Best practices for importing a delimited file in SAS using the DATA step

Statistics
Coding
Author

Vinh Nguyen

Published

July 23, 2013

The easiest way to import a delimited file (e.g., CSV) in SAS is to use PROC IMPORT:

{sas eval=FALSE} proc import datafile="/path/to/my_file.txt" out=work.my_data dbms=dlm replace ; delimiter="|" ; guessingrows=32000 ; run ;

PROC IMPORT isn't a viable option when the fileref used in the datafile argument is not of the DISK type. For example, the fileref my_pipe would not work in the following example,

{sas eval=FALSE} filename my_pipe pipe "gunzip -c my_file.txt.gz" ;

because SAS needs "random access" to the fileref (i.e., to determine the variable type). PROC IMPORT also isn't suitable when you have a very large data set where one of the columns might contain an element that has a very long length (and this might occur after the number of rows specified by guessingrows). Based on my experience, one should use the truncover, missover (don't go to next line if line ends early), dsd (allow empty field) and lrecl (make this big for long lines; defaults to 256, which means your lines will be truncated if they are longer than 256 characters long) options in the infile statement to avoid unnecessary errors.

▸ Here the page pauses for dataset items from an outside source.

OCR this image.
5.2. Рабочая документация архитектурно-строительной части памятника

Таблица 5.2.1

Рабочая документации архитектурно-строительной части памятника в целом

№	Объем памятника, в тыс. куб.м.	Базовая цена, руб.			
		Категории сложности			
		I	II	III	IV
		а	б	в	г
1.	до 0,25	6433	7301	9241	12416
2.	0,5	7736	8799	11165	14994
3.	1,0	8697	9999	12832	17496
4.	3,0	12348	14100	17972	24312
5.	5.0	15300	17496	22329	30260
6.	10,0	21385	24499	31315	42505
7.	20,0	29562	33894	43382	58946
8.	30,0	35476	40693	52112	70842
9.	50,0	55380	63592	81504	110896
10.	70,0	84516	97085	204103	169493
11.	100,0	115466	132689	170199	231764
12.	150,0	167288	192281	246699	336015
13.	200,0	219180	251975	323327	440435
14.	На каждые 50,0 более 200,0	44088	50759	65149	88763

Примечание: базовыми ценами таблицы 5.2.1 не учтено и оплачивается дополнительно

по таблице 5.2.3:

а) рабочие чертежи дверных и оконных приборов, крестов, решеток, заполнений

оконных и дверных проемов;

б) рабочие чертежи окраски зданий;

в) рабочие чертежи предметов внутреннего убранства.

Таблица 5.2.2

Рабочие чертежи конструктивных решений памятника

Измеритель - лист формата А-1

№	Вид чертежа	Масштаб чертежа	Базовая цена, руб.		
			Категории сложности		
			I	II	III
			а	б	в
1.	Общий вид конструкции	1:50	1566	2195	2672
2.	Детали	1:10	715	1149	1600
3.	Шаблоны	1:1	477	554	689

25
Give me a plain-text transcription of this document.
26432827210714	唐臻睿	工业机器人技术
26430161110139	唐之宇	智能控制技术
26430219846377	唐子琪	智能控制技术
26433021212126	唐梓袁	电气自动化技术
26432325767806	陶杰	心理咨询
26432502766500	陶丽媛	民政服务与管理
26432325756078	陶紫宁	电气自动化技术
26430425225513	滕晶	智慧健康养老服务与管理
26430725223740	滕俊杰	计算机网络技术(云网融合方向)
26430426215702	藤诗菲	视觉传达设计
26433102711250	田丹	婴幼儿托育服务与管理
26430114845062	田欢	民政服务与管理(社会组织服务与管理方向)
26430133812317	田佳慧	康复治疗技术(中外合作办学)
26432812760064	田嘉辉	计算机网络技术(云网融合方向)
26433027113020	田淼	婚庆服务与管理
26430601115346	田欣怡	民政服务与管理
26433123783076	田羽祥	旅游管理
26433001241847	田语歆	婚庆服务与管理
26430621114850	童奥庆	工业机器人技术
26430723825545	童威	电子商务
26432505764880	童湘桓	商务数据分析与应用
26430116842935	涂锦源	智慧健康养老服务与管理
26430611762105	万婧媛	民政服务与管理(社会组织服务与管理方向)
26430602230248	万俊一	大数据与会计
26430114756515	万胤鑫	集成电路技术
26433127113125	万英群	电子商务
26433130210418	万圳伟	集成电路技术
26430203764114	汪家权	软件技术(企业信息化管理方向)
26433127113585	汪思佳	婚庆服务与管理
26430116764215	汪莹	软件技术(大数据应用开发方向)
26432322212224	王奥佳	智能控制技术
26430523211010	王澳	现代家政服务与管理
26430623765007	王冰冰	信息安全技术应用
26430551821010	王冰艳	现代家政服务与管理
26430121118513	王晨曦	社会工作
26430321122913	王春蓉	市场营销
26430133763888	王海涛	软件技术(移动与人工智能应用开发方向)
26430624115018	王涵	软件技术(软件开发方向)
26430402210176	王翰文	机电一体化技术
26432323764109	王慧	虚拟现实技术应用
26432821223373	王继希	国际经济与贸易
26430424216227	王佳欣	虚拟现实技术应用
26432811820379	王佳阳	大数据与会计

Since the infile is delimited, it is easy to import the fields using the list input method. However, one should use the length statement to declare the maximum length for each character variable, and use the informat statement for numeric variables that have special formats (date, dollar amount, etc.). I usually forget and just declare the informats following the variables in the input statement, which only works when we are inputting using the input pointer method (e.g., @27 my_var date9.). Here is an example:

{sas eval=FALSE} filename my_pipe pipe "gunzip -c my_file.txt.gz" ; data my_data ; infile my_file dlm="|" dsd truncover missover lrecl=50000 ; length x2 $50 x3 $25 ; informat x4 date9. ; format x4 date9. ; input x1 x2 $ x3 $ x4 ; run ;